Patients with a loud murmur and a history of symptoms such as exercise intolerance, coughing, difficult or labored breathing or fainting (syncope) should be evaluated for the presence of chronic mitral valvular disease. The first step is a visit to your veterinarian for a complete physical examination. Chest x-rays are used to document heart enlargement, and can help diagnose congestion and even fluid in the lungs (pulmonary edema) from congestive heart failure. Echocardiography (ultrasound of the heart) is used to verify the cause of the heart murmur, assess for muscle pump function, as well as evaluate for the presence of pulmonary arterial hypertension (high blood pressure in the lungs). Bloodwork may be used to monitor kidney function, which is important in patients taking medications for heart disease.

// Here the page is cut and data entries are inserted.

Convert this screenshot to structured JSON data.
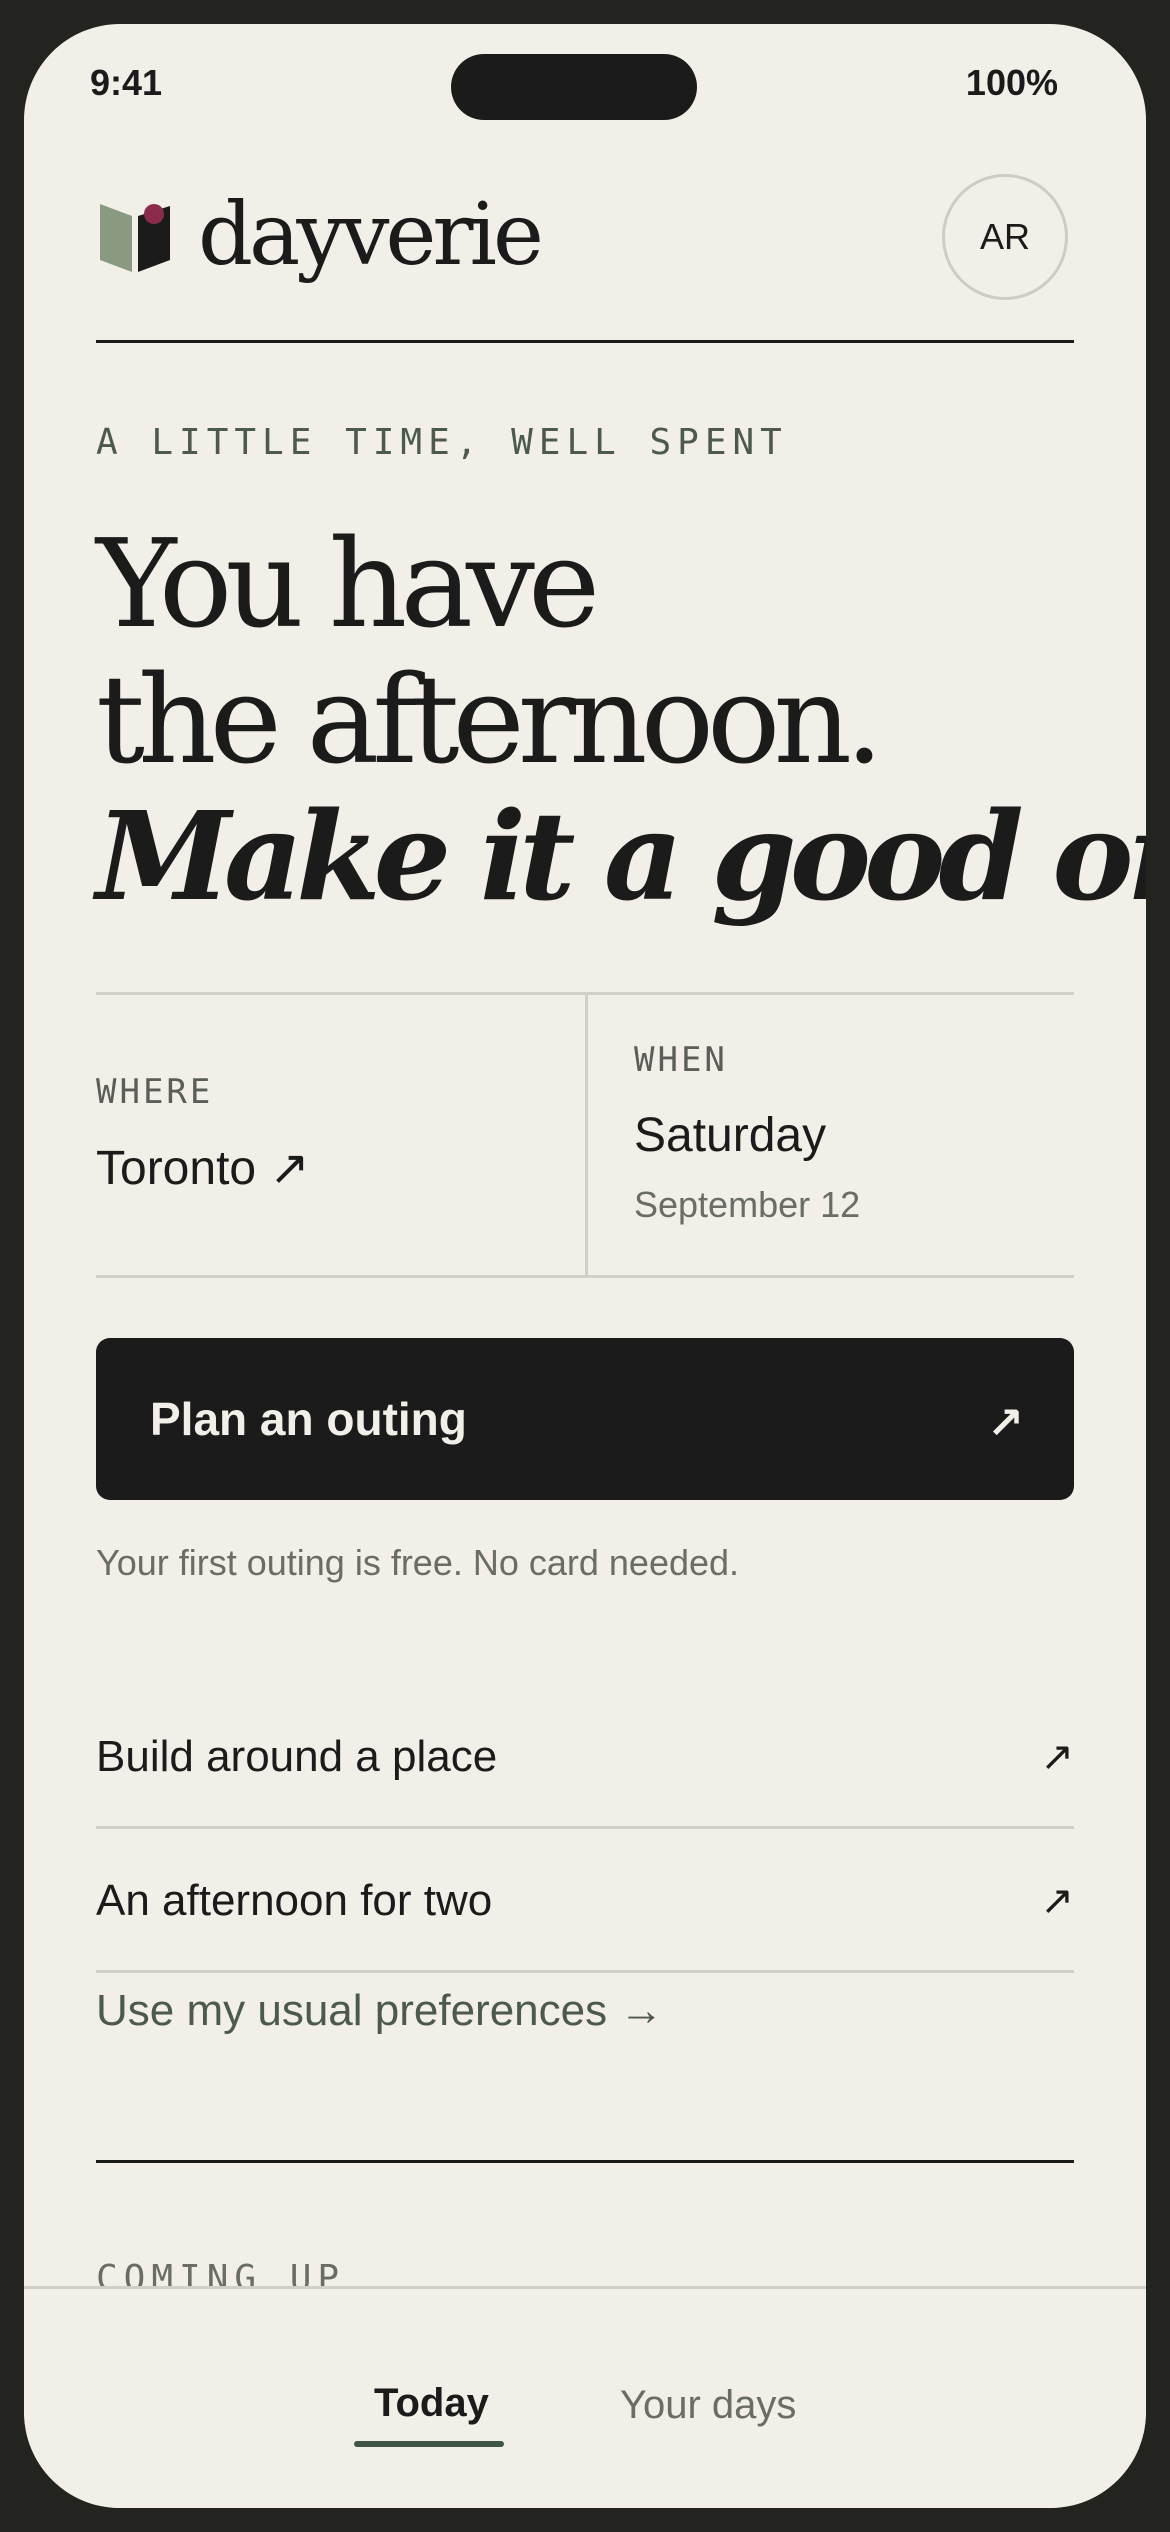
{
  "status_bar": {
    "time": "9:41",
    "battery": "100%"
  },
  "header": {
    "logo_text": "dayverie",
    "avatar_initials": "AR"
  },
  "hero": {
    "eyebrow": "A LITTLE TIME, WELL SPENT",
    "line1": "You have",
    "line2": "the afternoon.",
    "line3": "Make it a good one."
  },
  "where": {
    "label": "WHERE",
    "value": "Toronto ↗"
  },
  "when": {
    "label": "WHEN",
    "day": "Saturday",
    "date": "September 12"
  },
  "cta": {
    "label": "Plan an outing",
    "arrow": "↗"
  },
  "note": "Your first outing is free. No card needed.",
  "options": [
    {
      "label": "Build around a place",
      "arrow": "↗"
    },
    {
      "label": "An afternoon for two",
      "arrow": "↗"
    }
  ],
  "preferences_link": "Use my usual preferences →",
  "section_title": "COMING UP",
  "tabs": {
    "today": "Today",
    "your_days": "Your days"
  },
  "colors": {
    "background": "#f1efe7",
    "ink": "#1b1b1b",
    "accent_green": "#3f5544",
    "logo_green": "#8a9a82",
    "logo_berry": "#8b2a4a"
  }
}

Chest x-rays of a Cavalier King Charles Spaniel with severe mitral valvular disease. The shadow of the heart, termed the cardiac silhouette, is severely enlarged.
Echocardiograph of a dog with severe mitral insufficiency secondary to chronic mitral valvular disease. The bright green color on Doppler to the right represents the high-velocity jet of blood leaking backwards across the valve.

Some dogs may have heart enlargement and be at a relatively high risk for congestive heart failure. The veterinarian may elect to try some medication at that point. Generally, medication for blood pressure control and support of heart muscle pump function is considered. Owners of such dogs should be vigilant in monitoring for any coughing, difficult or labored breathing or exercise intolerance, as these signs may be associated with heart failure, in which case a diuretic will be needed.

Dogs that have clinical disease need medical management for congestive heart failure. Heart failure in dogs is generally managed with diuretics, blood pressure medication and medication to improve heart muscle pump function. It is important to note that the medications help relieve the symptoms of heart failure, but do not affect the progression of heart disease or reverse it in any way. It is not advisable to discontinue medications used to treat congestive heart failure except at the direction of the veterinarian.

Dogs with congestive heart failure secondary to chronic mitral valvular disease can generally be medically managed for anywhere between 9 months-2 years. Patients with concurrent life-limiting problems such as kidney disease or cancer may not do as well. Some patients can live for years following their first episode of heart failure if properly managed. Consultation with a veterinary cardiologist is generally recommended for patients with congestive heart failure.